Naive question: has anyone (Iraqi or foreign) written anything about the Ministry of the Interior based on direct interviews or documents? Or is it a black box or such a dangerous hornets' nest that no one dare investigate it?

The Crocker-Petraeus plan to shore up Iraqi security forces will fall flat if there is no way to address Interior's workings, machinations, mischief, and spillovers. Perhaps Bush should appoint some brave AEI or WINEP wonks to serve as on-site liaisons.

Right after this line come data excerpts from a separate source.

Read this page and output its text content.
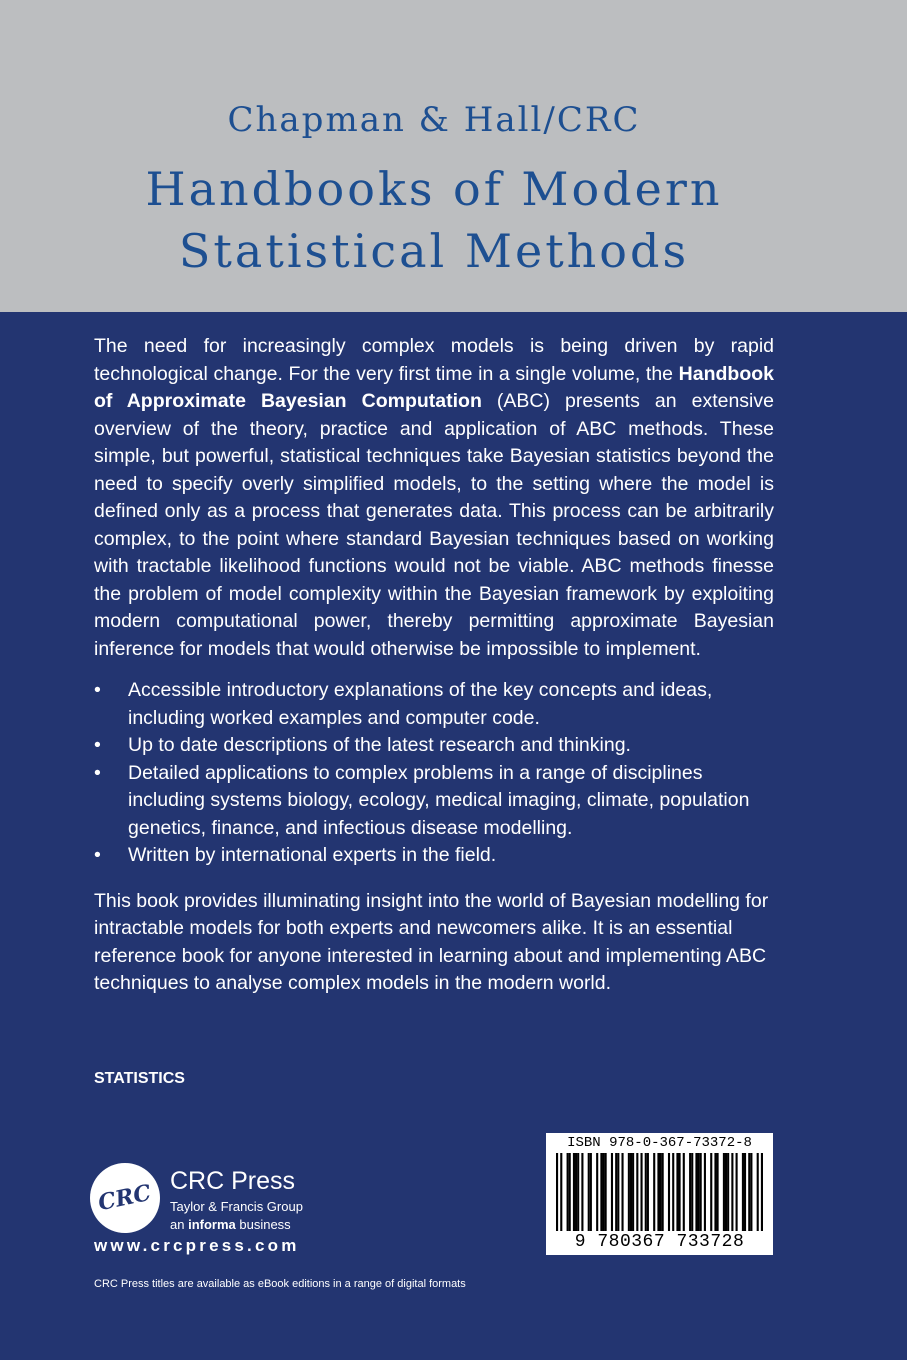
Chapman & Hall/CRC
Handbooks of Modern
Statistical Methods

The need for increasingly complex models is being driven by rapid technological change. For the very first time in a single volume, the Handbook of Approximate Bayesian Computation (ABC) presents an extensive overview of the theory, practice and application of ABC methods. These simple, but powerful, statistical techniques take Bayesian statistics beyond the need to specify overly simplified models, to the setting where the model is defined only as a process that generates data. This process can be arbitrarily complex, to the point where standard Bayesian techniques based on working with tractable likelihood functions would not be viable. ABC methods finesse the problem of model complexity within the Bayesian framework by exploiting modern computational power, thereby permitting approximate Bayesian inference for models that would otherwise be impossible to implement.

• Accessible introductory explanations of the key concepts and ideas, including worked examples and computer code.
• Up to date descriptions of the latest research and thinking.
• Detailed applications to complex problems in a range of disciplines including systems biology, ecology, medical imaging, climate, population genetics, finance, and infectious disease modelling.
• Written by international experts in the field.

This book provides illuminating insight into the world of Bayesian modelling for intractable models for both experts and newcomers alike. It is an essential reference book for anyone interested in learning about and implementing ABC techniques to analyse complex models in the modern world.

STATISTICS
CRC CRC Press
Taylor & Francis Group
an informa business
www.crcpress.com
CRC Press titles are available as eBook editions in a range of digital formats
ISBN 978-0-367-73372-8
9 780367 733728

Any volunteers?

 
At 9:48 AM, Blogger Billy Glad said...

When they start selling opium and heroin to our troops, we'll have arrived at yet another Vietnam era milestone.

 
At 12:07 PM, Blogger Da' Buffalo Amongst Wolves said...

I read the news today, oh boy...

ABC's Blotter blog: Bush Authorizes New Covert Action Against Iran

To continue the discussion of the Woodrow Wilson Center et al.

Has anyone perused the wikipedia entry for Woodrow Wilson?

It might do well to look at what Woodrow Wilson's accomplishments were, because I think it will become obvious why the WW center's site isn't going to directly mention it's philosophical underpinnings:

"He went to Paris in 1919 to create the League of Nations and shape the Treaty of Versailles, with special attention on creating new nations out of defunct empires, His contributions to this negotiations set the stage for World War Two."

What is being described is specifically 'regime change' of 'failed states'... and the wars to create the failed states.

...and, on the domestic suppression front:

"On the home front he began the first effective draft in 1917, raised billions through Liberty loans, imposed an income tax, set up the War Industries Board, promoted (Imperial American, de-globalized) labor union growth... and suppressed anti-war movements."

Source

These are the unstated philosophical underpinnings of the Woodrow Wilson Center.

Bad news for an ostensibly apolitical academic stuck in the middle at this juncture in US/Persian relations.